Cable networks are filling much of Manhattan’s blank space with ads seeking upfront dollars. But a pitch in Monday’s Wall Street Journal seemed to pop more than any of them. In a full-page ad, magazine publisher Meredith offered “ROI Guaranteed” in bold type.
Networks have offered guarantees for years based on exposure levels (ratings), but not sales results. A bunch of research companies offer data now that looks to tie ad viewing to actual purchases. Yet, with the possible exception of experimental deals or some with secondary guarantees, generally the advertiser gets the space and the advertiser has to produce results with its creative.
CBS chief researcher David Poltrack has advocated for an increased focus on so-called “single-source” data. Similarly, before he retired, ABC sales chief Mike Shaw frequently said he was eager to find ways to prove spots on ABC led to increased sales, but complained advertisers wouldn’t share their data.
Certainly, a case can be made it would be a back-office nightmare for both agencies and networks to move aggressively into using a currency with an exposure-sales link. Further, at least with the leading broadcast networks, demand is likely to remain strong enough, they may have little incentive to go in that direction.
Perhaps because the print business is under pressure, Meredith has rolled the dice with the likes of Family Circle, Better Homes and Gardens and Ladies’ Home Journal by guaranteeing advertisers a sales lift. Depending on the deal, a failure to deliver would bring free pages (or maybe cash back).

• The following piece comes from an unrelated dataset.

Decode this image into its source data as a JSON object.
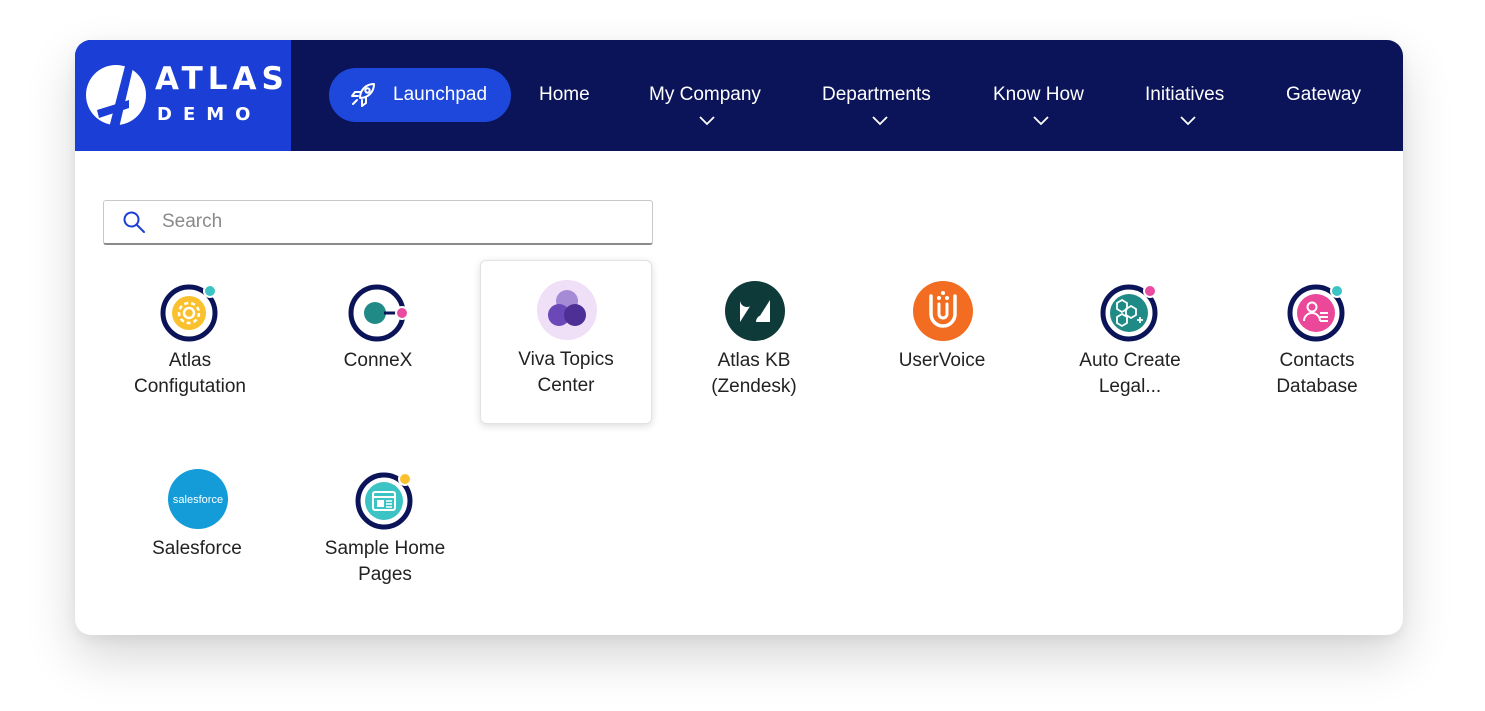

As marketers decide how much to invest in the TV upfront, it seems an opportune time for Meredith to plug its promise in the Wall Street Journal and elsewhere, hoping advertisers consider moving cash its way. But Meredith's Patrick Taylor said the timing is unintentional. “It’s a happy coincidence,” he said.
The Meredith Sales Guarantee was launched under a different, unwieldy name in 2011. Twenty-five advertisers signed up as charter clients.
Now, Meredith is trumpeting the results, saying each brand received a sales lift that outperformed the guarantee. So, there was no need to offer free ad space or any other compensation.
The Meredith program has two steps. Nielsen Homescan data is used to show its subscribers buy more of a certain product than non-Meredith subscribers. Then, Meredith guarantees for every $1 an advertiser spends, the marketer will receive incremental sales growth above $1.
Meredith says for the 25 initial brands, which included Kimberly-Clark and Tyson Foods, the ads helped produce sales increases of between 3% and 36%. Average ROI was $7.81 for every $1 spent.
Meredith says Nielsen Catalina data shows the $7.81 is, by one metric, well above the average $2.79 bump over that ads on “digital portals/ad networks” have generated in the last five years.
The guarantee program is open to advertisers who buy a national schedule across multiple titles, while purchasing a minimum amount of space for a 12-month period. Deals vary by category.
Regarding the opportunity, Kimberly-Clark executive Mark Kaline said it is “highly innovative” and Meredith “deserves enormous credit.”
He added “it is essential that other magazine media as well as all media partners continue to find creative and effective solutions to proving ROI for their clients.”
Would Kaline offer similarly effusive praise for a TV network?